Germany's aerial fleet was of similar proportions to that of her Gallic neighbour, but curiously enough, and in strange contrast, there appeared to be a lack of readiness in this ramification of the Teuton war machine. The military establishment possessed about 1,000 machines—active and reserve—of which it is estimated 700 were available for instant service. During the period of mobilisation a further 450 machines were added to the fleet, drawn for the most part from private owners. So far as the dirigibles were concerned 14 Zeppelins were ready for duty, while others were under construction or undergoing overhaul and repair. A few other types were also in commission or acquired during mobilisation, bringing the dirigible force to 40 machines all told.

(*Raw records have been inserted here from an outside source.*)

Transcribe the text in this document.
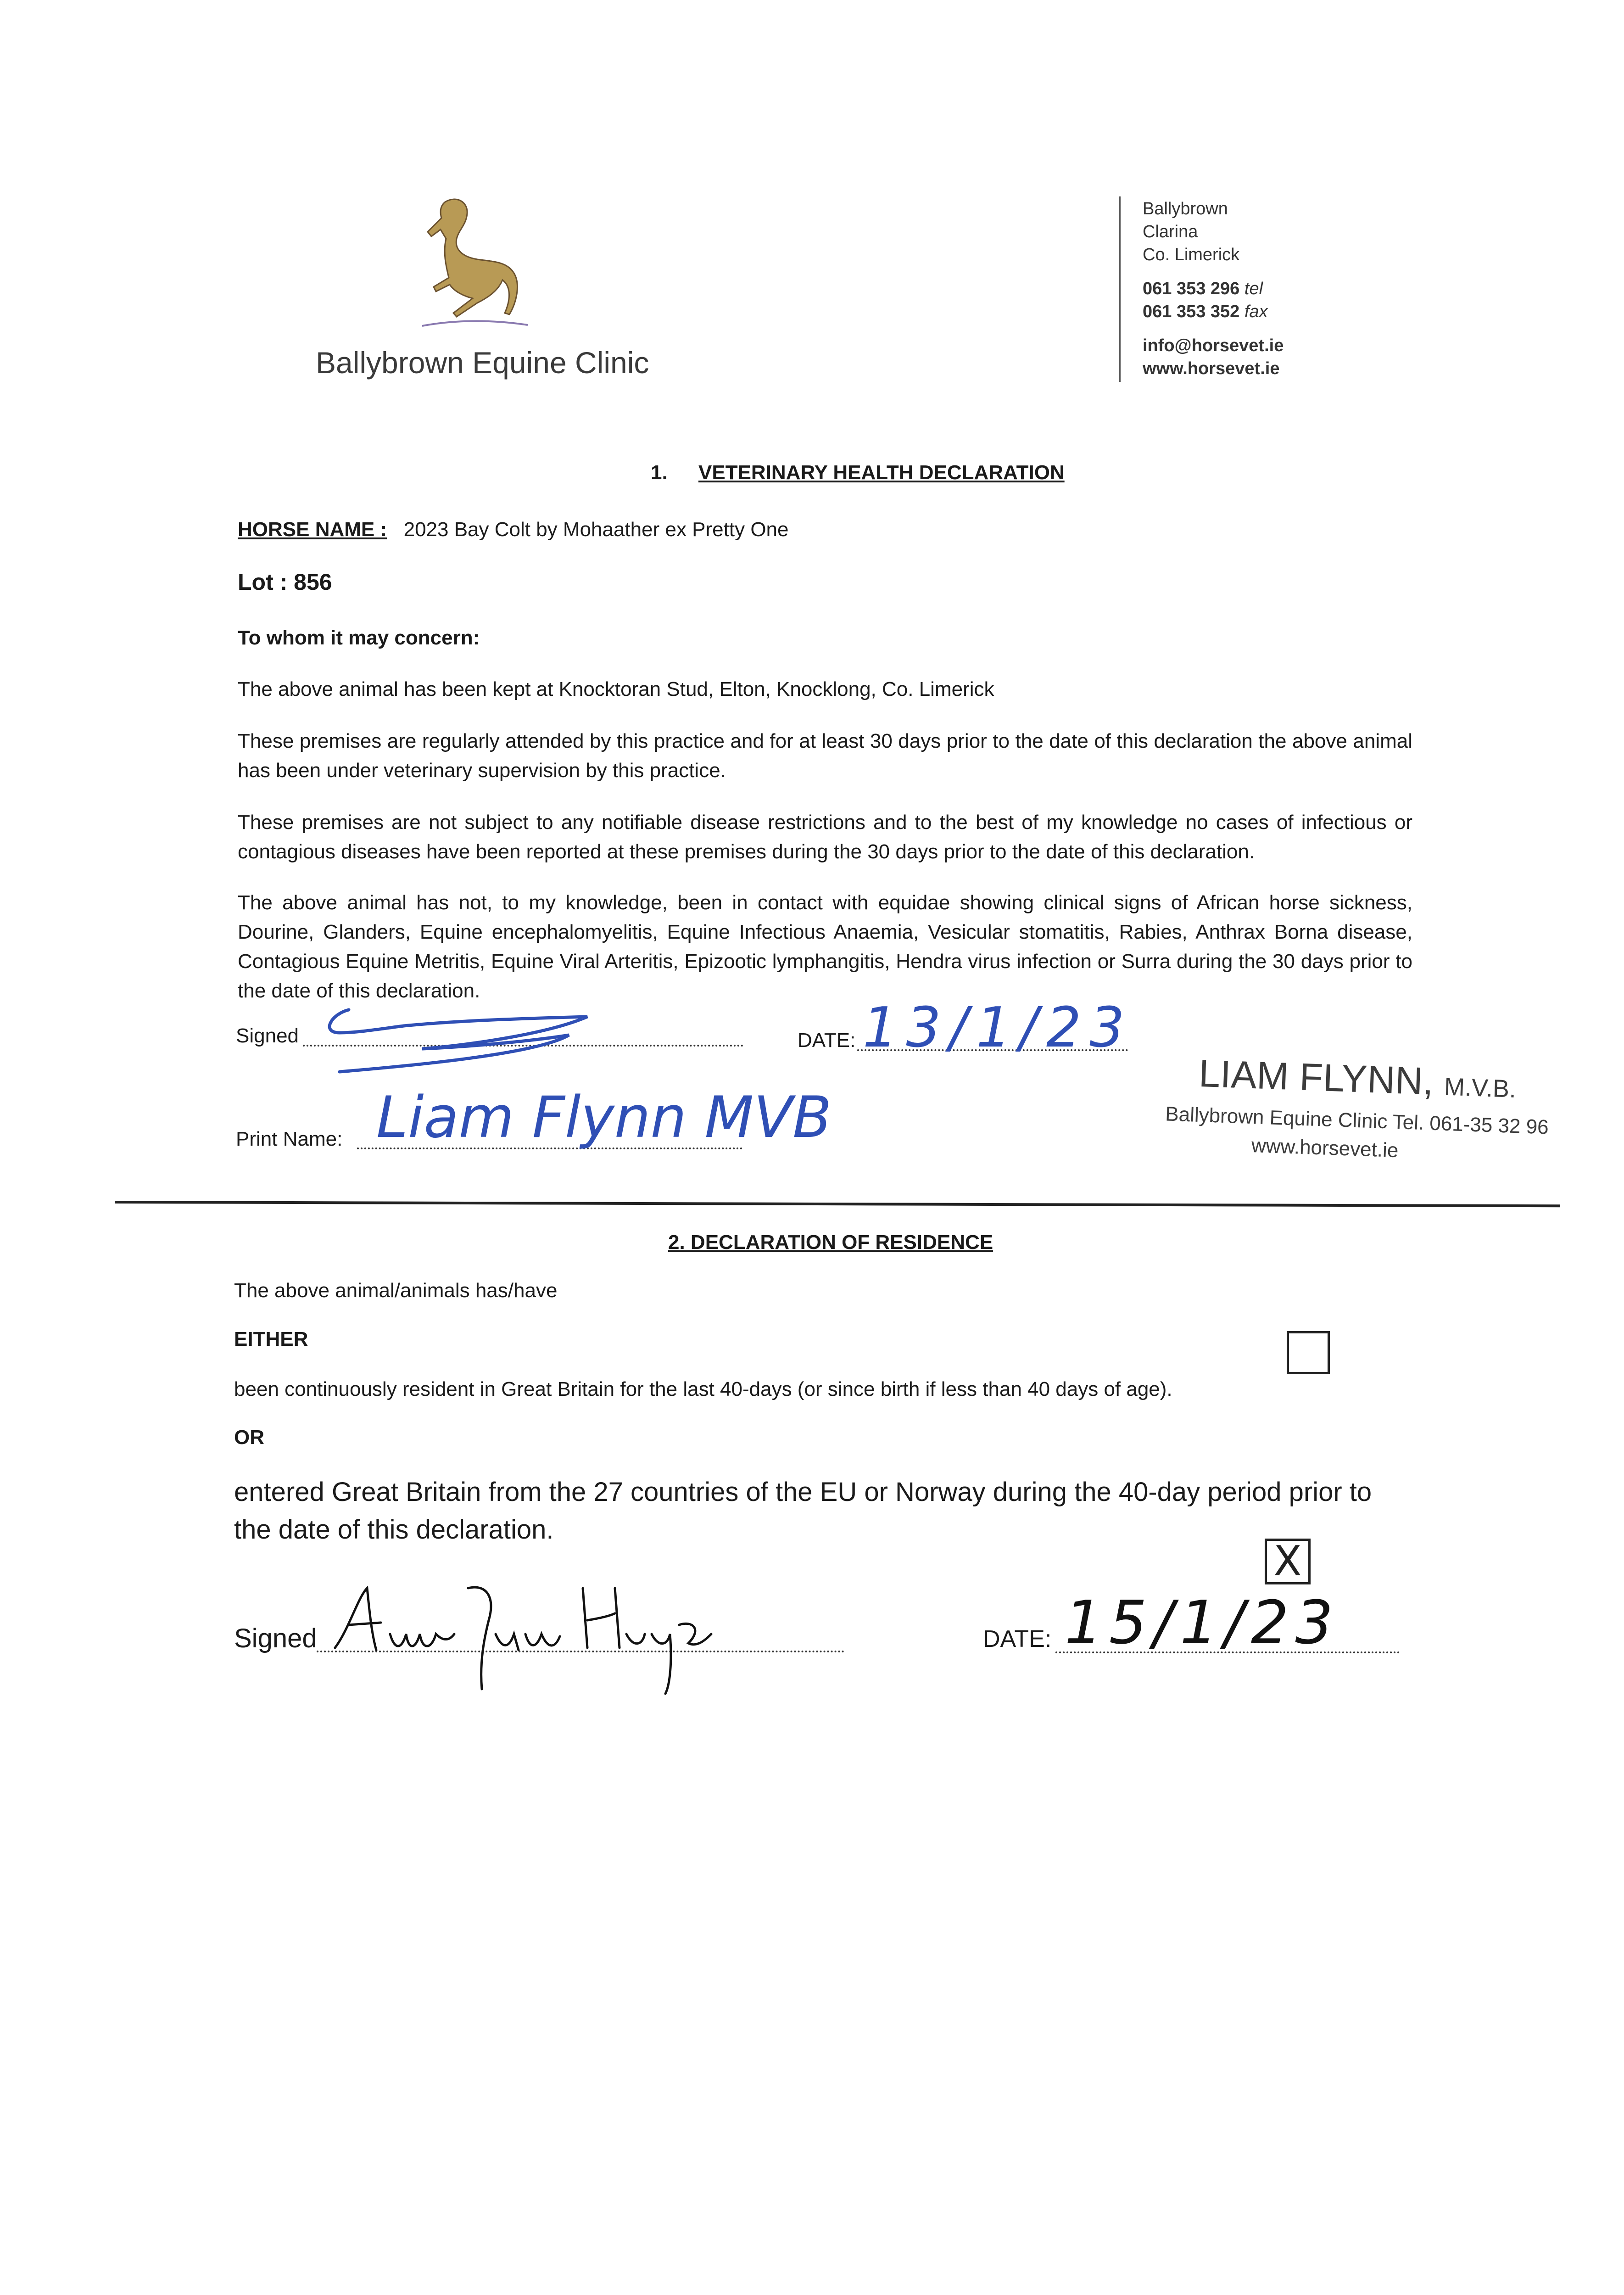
Ballybrown Equine Clinic
Ballybrown
Clarina
Co. Limerick
061 353 296 tel
061 353 352 fax
info@horsevet.ie
www.horsevet.ie
1. VETERINARY HEALTH DECLARATION
HORSE NAME : 2023 Bay Colt by Mohaather ex Pretty One
Lot : 856
To whom it may concern:
The above animal has been kept at Knocktoran Stud, Elton, Knocklong, Co. Limerick
These premises are regularly attended by this practice and for at least 30 days prior to the date of this declaration the above animal has been under veterinary supervision by this practice.
These premises are not subject to any notifiable disease restrictions and to the best of my knowledge no cases of infectious or contagious diseases have been reported at these premises during the 30 days prior to the date of this declaration.
The above animal has not, to my knowledge, been in contact with equidae showing clinical signs of African horse sickness, Dourine, Glanders, Equine encephalomyelitis, Equine Infectious Anaemia, Vesicular stomatitis, Rabies, Anthrax Borna disease, Contagious Equine Metritis, Equine Viral Arteritis, Epizootic lymphangitis, Hendra virus infection or Surra during the 30 days prior to the date of this declaration.
Signed	DATE: 13/1/23
Print Name: Liam Flynn MVB
LIAM FLYNN, M.V.B.
Ballybrown Equine Clinic Tel. 061-35 32 96
www.horsevet.ie
2. DECLARATION OF RESIDENCE
The above animal/animals has/have
EITHER
been continuously resident in Great Britain for the last 40-days (or since birth if less than 40 days of age).
OR
entered Great Britain from the 27 countries of the EU or Norway during the 40-day period prior to the date of this declaration.
X
Signed	DATE: 15/1/23
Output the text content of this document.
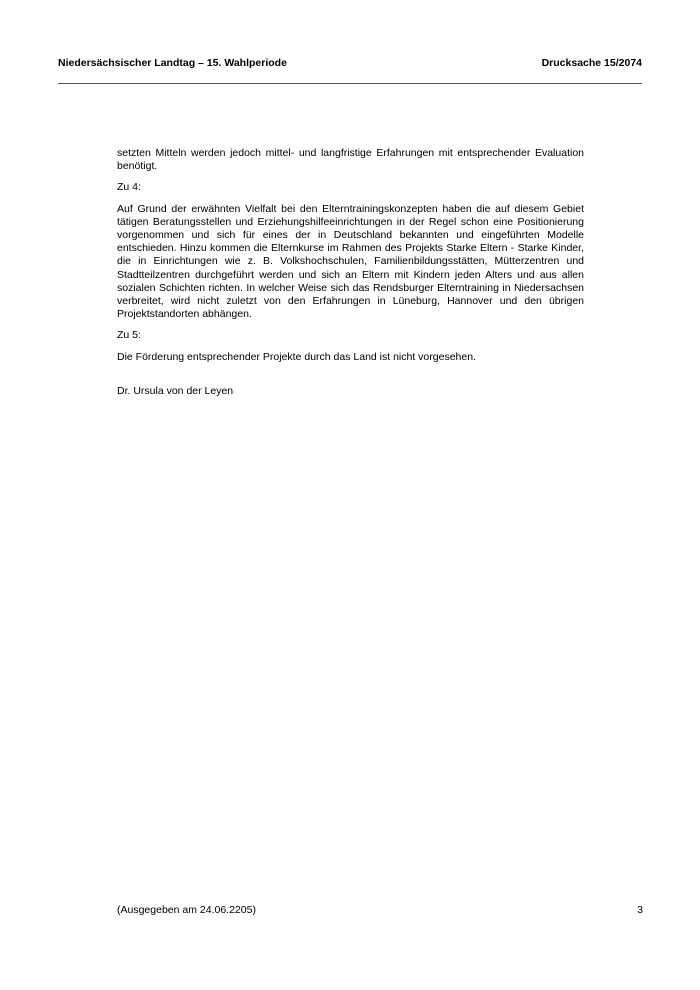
Niedersächsischer Landtag – 15. Wahlperiode	Drucksache 15/2074

setzten Mitteln werden jedoch mittel- und langfristige Erfahrungen mit entsprechender Evaluation benötigt.

Zu 4:

Auf Grund der erwähnten Vielfalt bei den Elterntrainingskonzepten haben die auf diesem Gebiet tätigen Beratungsstellen und Erziehungshilfeeinrichtungen in der Regel schon eine Positionierung vorgenommen und sich für eines der in Deutschland bekannten und eingeführten Modelle entschieden. Hinzu kommen die Elternkurse im Rahmen des Projekts Starke Eltern - Starke Kinder, die in Einrichtungen wie z. B. Volkshochschulen, Familienbildungsstätten, Mütterzentren und Stadtteilzentren durchgeführt werden und sich an Eltern mit Kindern jeden Alters und aus allen sozialen Schichten richten. In welcher Weise sich das Rendsburger Elterntraining in Niedersachsen verbreitet, wird nicht zuletzt von den Erfahrungen in Lüneburg, Hannover und den übrigen Projektstandorten abhängen.

Zu 5:

Die Förderung entsprechender Projekte durch das Land ist nicht vorgesehen.

Dr. Ursula von der Leyen

(Ausgegeben am 24.06.2205)	3
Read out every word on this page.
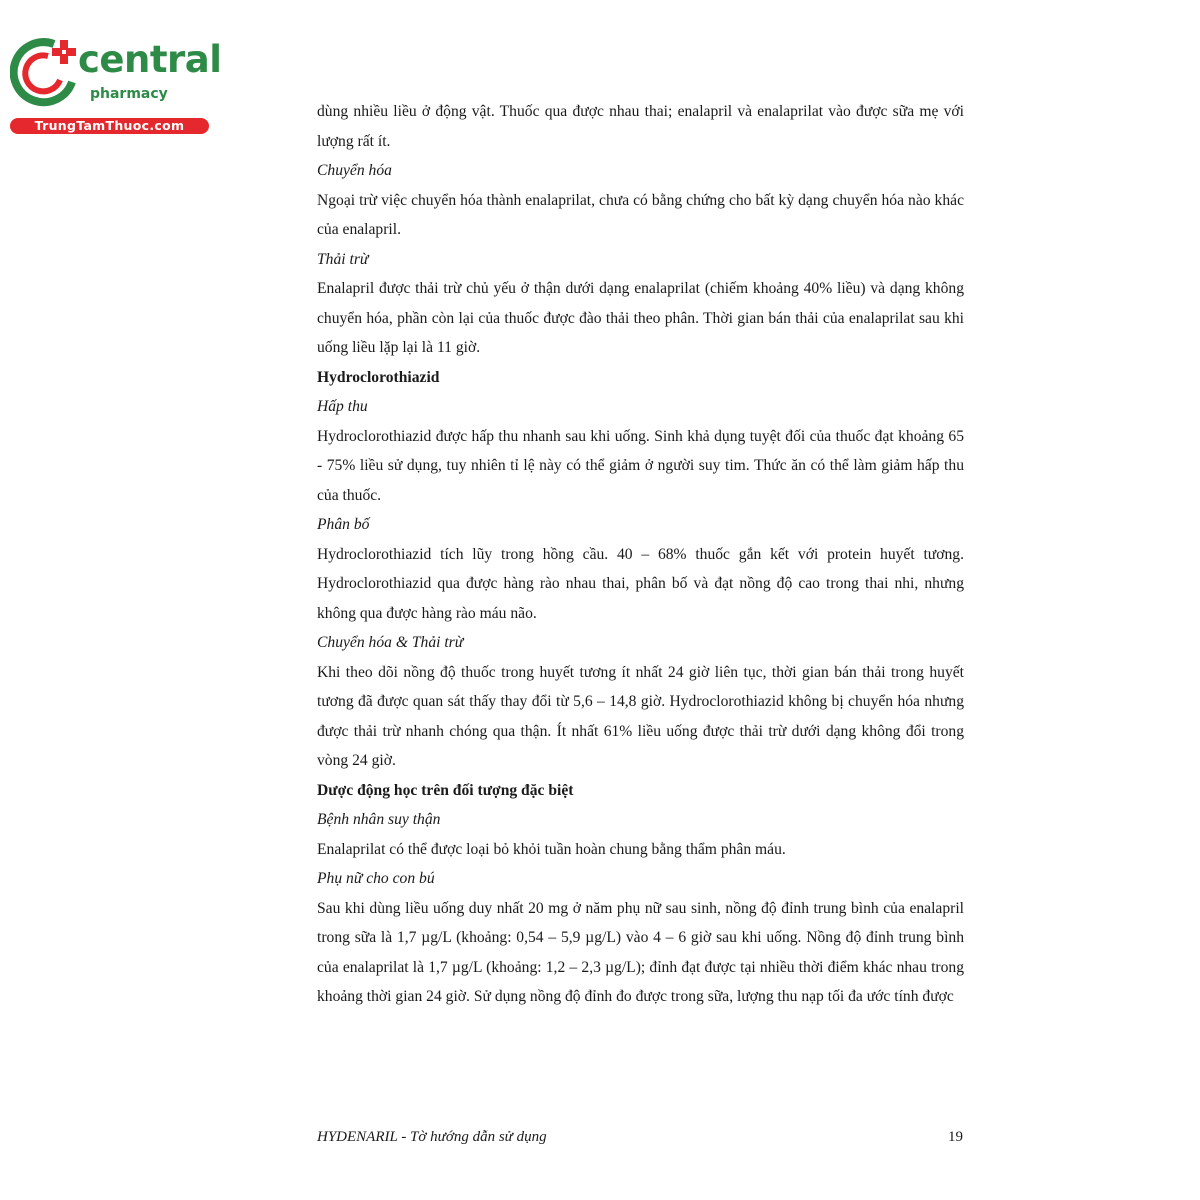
central
pharmacy
TrungTamThuoc.com

dùng nhiều liều ở động vật. Thuốc qua được nhau thai; enalapril và enalaprilat vào được sữa mẹ với lượng rất ít.

Chuyển hóa

Ngoại trừ việc chuyển hóa thành enalaprilat, chưa có bằng chứng cho bất kỳ dạng chuyển hóa nào khác của enalapril.

Thải trừ

Enalapril được thải trừ chủ yếu ở thận dưới dạng enalaprilat (chiếm khoảng 40% liều) và dạng không chuyển hóa, phần còn lại của thuốc được đào thải theo phân. Thời gian bán thải của enalaprilat sau khi uống liều lặp lại là 11 giờ.

Hydroclorothiazid

Hấp thu

Hydroclorothiazid được hấp thu nhanh sau khi uống. Sinh khả dụng tuyệt đối của thuốc đạt khoảng 65 - 75% liều sử dụng, tuy nhiên tỉ lệ này có thể giảm ở người suy tim. Thức ăn có thể làm giảm hấp thu của thuốc.

Phân bố

Hydroclorothiazid tích lũy trong hồng cầu. 40 – 68% thuốc gắn kết với protein huyết tương. Hydroclorothiazid qua được hàng rào nhau thai, phân bố và đạt nồng độ cao trong thai nhi, nhưng không qua được hàng rào máu não.

Chuyển hóa & Thải trừ

Khi theo dõi nồng độ thuốc trong huyết tương ít nhất 24 giờ liên tục, thời gian bán thải trong huyết tương đã được quan sát thấy thay đổi từ 5,6 – 14,8 giờ. Hydroclorothiazid không bị chuyển hóa nhưng được thải trừ nhanh chóng qua thận. Ít nhất 61% liều uống được thải trừ dưới dạng không đổi trong vòng 24 giờ.

Dược động học trên đối tượng đặc biệt

Bệnh nhân suy thận

Enalaprilat có thể được loại bỏ khỏi tuần hoàn chung bằng thẩm phân máu.

Phụ nữ cho con bú

Sau khi dùng liều uống duy nhất 20 mg ở năm phụ nữ sau sinh, nồng độ đỉnh trung bình của enalapril trong sữa là 1,7 µg/L (khoảng: 0,54 – 5,9 µg/L) vào 4 – 6 giờ sau khi uống. Nồng độ đỉnh trung bình của enalaprilat là 1,7 µg/L (khoảng: 1,2 – 2,3 µg/L); đỉnh đạt được tại nhiều thời điểm khác nhau trong khoảng thời gian 24 giờ. Sử dụng nồng độ đỉnh đo được trong sữa, lượng thu nạp tối đa ước tính được

HYDENARIL - Tờ hướng dẫn sử dụng	19
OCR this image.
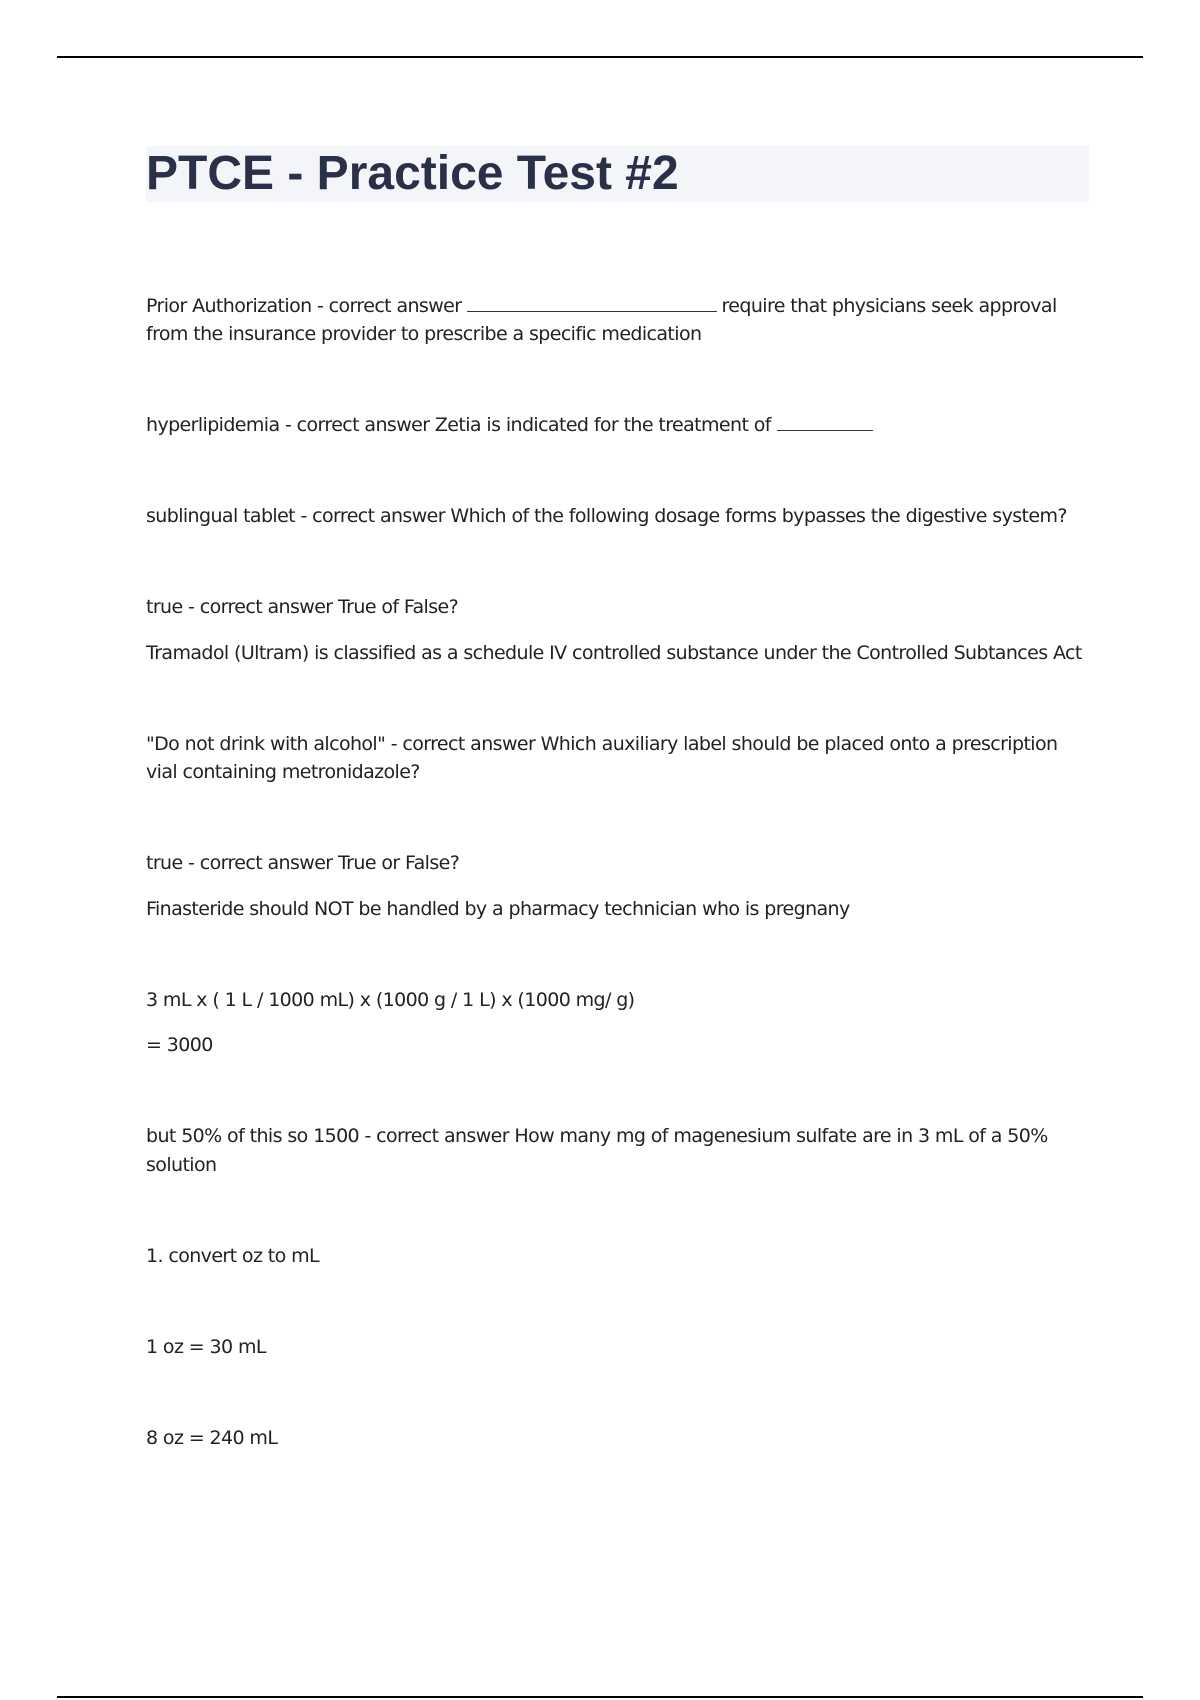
PTCE - Practice Test #2
Prior Authorization - correct answer	require that physicians seek approval
from the insurance provider to prescribe a specific medication
hyperlipidemia - correct answer Zetia is indicated for the treatment of
sublingual tablet - correct answer Which of the following dosage forms bypasses the digestive system?
true - correct answer True of False?
Tramadol (Ultram) is classified as a schedule IV controlled substance under the Controlled Subtances Act
"Do not drink with alcohol" - correct answer Which auxiliary label should be placed onto a prescription
vial containing metronidazole?
true - correct answer True or False?
Finasteride should NOT be handled by a pharmacy technician who is pregnany
3 mL x ( 1 L / 1000 mL) x (1000 g / 1 L) x (1000 mg/ g)
= 3000
but 50% of this so 1500 - correct answer How many mg of magenesium sulfate are in 3 mL of a 50%
solution
1. convert oz to mL
1 oz = 30 mL
8 oz = 240 mL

But the greatest surprise was probably offered by Russia. Very little was known concerning Russian activities in this particular field, although it was stated that large orders for machines had been placed with various foreign manufactories. Certain factories also had been established within the Empire, although the character of their work and its results and achievements were concealed from prying eyes. In Russia, however, an appreciable number of private aeroplanes were in operation, and these, of course, were placed at the disposal of the authorities the moment the crisis developed.

The British and French aeroplane manufacturers had been busy upon Russian orders for many months previous to the outbreak of hostilities, while heavy shipments of component parts had been made, the assembling and completion of the machines being carried out in the country. It is generally believed that upon the outbreak of war Russia had a fleet of 800 aeroplanes in hand, of which total 150 were contributed from private sources. Even the dirigible had not been overlooked, there being nearly 20 of these craft attached to the Russian Army, although for the most part they are small vessels.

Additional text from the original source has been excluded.